A song i made.. do listen ;)

Really good, if I were to say anything, could use a bit more overall high end.

Is this a cover song?
 
At about 20 seconds on to when the vocal starts, there's a huge amount of clipping/distortion going on, is that intentional? It happens again on the guitar tracks when the bass comes again at 1:11.
 
Really nice recording. Great tune too.
There is some serious crackle/clipping sounds in the middle. It may be intentional though.
Good job.
 
This is a weird one for me to judge. The song may need the desired levels for your vision of it.

I myself would consider it not yet polished, but that is just me.

The vocals get harsh, the heavy guitars are not thick enough at the needed points of the tune, and there is a huge amount of noise at the intro.
But, like I said, not my decision. Just opinion.

Good stuff tho man! Props!
 
@dm60: thanks, it's an original. The song however is a poem by this person called Sadhguru Jaggi Vasudev, he's a contemporary mystic of our time.
What exactly do you mean by overall high end? And how do i boost it?
 
@mjbphotos: not intentional exactly, i didnt bother removing it. I kinda prefer the rustic recordings like oasis to the ultra modern cut to cut recordings. still how do i remove it? do i put a gate plugin?

---------- Update ----------

@jimistone: thanks man, yes there is noise... didn mix it fully yet. need more tips
 
@jimmys69: yes its not polished yet, it's unmixed and unmastered... how do i thicken the guitars? i added a compressor and eq to the acoustic that's about it. nothing to the electric and bass. How do i thicken the electric? It sort of goes into the background when the rock starts. Noise yes... ill try adding a gate to the acoustic.
 
The acoustic guitar part was really cool. Very nice singing voice. Tone on the guitar and vocals was very good.

The drums sound OK. But the snare has a reverb on it that none of the other tracks have.

My biggest problem is with the low end. The bass is rather indistinct, but still quite loud (at least in most spots). The low end is a bit out of control.
 
Boy this is a hard one to judge. What a wonderful song. It has such a magical quality, that I want to check all my mixing instincts. I worry that as soon as you start applying all the various mixing suggestions I would make, that the track would lose its magic as it got polished.

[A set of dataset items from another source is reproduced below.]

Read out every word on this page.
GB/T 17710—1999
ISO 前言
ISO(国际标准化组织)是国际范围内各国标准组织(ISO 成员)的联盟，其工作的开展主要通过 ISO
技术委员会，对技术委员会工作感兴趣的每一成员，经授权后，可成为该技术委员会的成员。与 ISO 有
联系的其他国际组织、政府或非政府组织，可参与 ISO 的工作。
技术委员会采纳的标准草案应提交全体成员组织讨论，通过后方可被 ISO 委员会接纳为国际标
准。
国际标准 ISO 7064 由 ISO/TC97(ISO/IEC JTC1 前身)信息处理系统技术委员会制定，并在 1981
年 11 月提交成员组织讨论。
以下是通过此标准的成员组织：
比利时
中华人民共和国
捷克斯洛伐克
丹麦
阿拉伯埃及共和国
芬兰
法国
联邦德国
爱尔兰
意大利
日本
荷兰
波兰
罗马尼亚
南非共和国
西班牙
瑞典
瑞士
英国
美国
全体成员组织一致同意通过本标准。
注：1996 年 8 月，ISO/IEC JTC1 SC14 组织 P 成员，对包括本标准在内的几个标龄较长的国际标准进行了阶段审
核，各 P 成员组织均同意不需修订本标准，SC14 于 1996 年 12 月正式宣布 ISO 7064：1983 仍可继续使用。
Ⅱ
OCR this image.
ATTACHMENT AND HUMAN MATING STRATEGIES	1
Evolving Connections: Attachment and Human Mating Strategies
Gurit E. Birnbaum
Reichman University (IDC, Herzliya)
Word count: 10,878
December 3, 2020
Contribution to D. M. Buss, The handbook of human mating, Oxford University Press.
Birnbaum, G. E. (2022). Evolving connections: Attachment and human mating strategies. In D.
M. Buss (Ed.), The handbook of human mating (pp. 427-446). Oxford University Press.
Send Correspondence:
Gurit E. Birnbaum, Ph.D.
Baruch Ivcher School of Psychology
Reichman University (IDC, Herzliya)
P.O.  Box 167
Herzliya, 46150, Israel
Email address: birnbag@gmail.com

Gosh I'd love to be mixing this one.

Thoughts:

-Acoustic sounds great
-Lead vocal is wonderful. Nice tone, good level. Great voice.
-Background vocals are delightful
-Bass sounds flabby. Give it some punch and clarity to drive the track.
-Don't love the snare when it first comes in, but love it at 1:42 forward. What changed? Feels like it needs a bigger reverb send until 1:42.
-Rhythm work starting at 1:42 could be fattened up, and spread much wider to give the track a sense of opening up
-I don't like the fuzzy rhythm guitar at 1:57, it's distracting from an otherwise beautiful ambiance
-Grand dynamic change from start of song til the end is refreshing

This song takes me on a magical journey and I worry that too much mixing attention will chip away at that. I would approach the mix with a cautious, delicate hand.

Thanks so much for sharing this with us.
 
Yeah, it's beautiful. There's a ton of noise on some tracks though. If you got your hands on something like Audition or Isotope (yeah, right) you could get rid of it easily. But I'm thinking you should actually try boosting that stuff - make that crackly stuff louder - it'll come across as an effect rather than a blight.
 
that was really nice - the distortion did sort of stand out as misplaced, but if that was intentional, then so be it. All the distortion I heard was the kind I usually try to avoid - makes me think of hard clipping in solid state analog components with lots of 3rd order harmonics happening where it's not wanted. The snare sounds a little cardboard-y on my system, but also useable - you might check for phase issues among the snare track(s) and overhead track(s). The toms sound pretty good.

The acoustic guitar recording sounds really good. I couldn't even hear the "heavy" guitars until I sat right in front of my speakers and concentrated - but again, not a bad thing - they help create the overall sound.

I like the vocal track - at times it sort of goes behind the other instruments in a way that is different from what I've been going for recently in my mixes. That's a style thing, of course, and sometimes I think I'm going too far in the other direction.

I like Brian Miller's suggestions, and part of me is like - give me those raw tracks and let me have a go! Thinking that through, he's probably right - I'd be as likely to mess it up as to improve it :)
 
@antichef: thanks so much for the feedback.
What do you mean by phasing issue between the snare and overhead tracks?

The heavy guitars, yes il upload a better mix soon. Would love it if you guys mix this, I will upload the files on dropbox asap.

Also quick question, I found that if I record with some plugins on the mix already, It kinda sounds better while the actual recording process. is that ok? or should I record without anything on?
Thanks
 
I thought this was really good. I didn't really hear the clipping that people have mentioned. Snare sounds fine to me, but after the excesses of the 80's most snares are relatively dry to my ears. :D
 
What do you mean by phasing issue between the snare and overhead tracks?
I know nothing about how you recorded the drums, and so it's possible that everything I say will mean nothing. If there is more than one microphone hearing the snare, then it's possible that the recordings from the different microphones, when combined, will introduce phase cancelation problems resulting in the snare sounding less full than it otherwise would. It can be difficult to test, but if you do have multiple tracks from the various microphones, you can listen to each one individually, and then add others one by one and see if the snare loses anything when you do. If it does, then you can often resolve the issue by using a phase tweaking plugin. In the simplest case, where you have a microphone above and below the snare, often you can simply reverse phase on one of the tracks to resolve the problem. (if there's a problem)


Also quick question, I found that if I record with some plugins on the mix already, It kinda sounds better while the actual recording process. is that ok? or should I record without anything on?
Thanks

You're over my head with this one :) -- if you're using the UAD Apollo, I know some of the UAD plugins actually change analog properties like impedance in order to emulate their hardware counterparts. But absent that, it's hard for me to imagine that there would be a difference between recording with a plugin and adding it later, except that sometimes a plugin that makes things sound better in the headphones can improve the performance of the singer or musician, and certainly a plugin that changed the sound of a guitar could have an impact if the output sound was feeding back through the guitar - but I doubt that would be significant. In both of those cases, latency would be the enemy of goodness.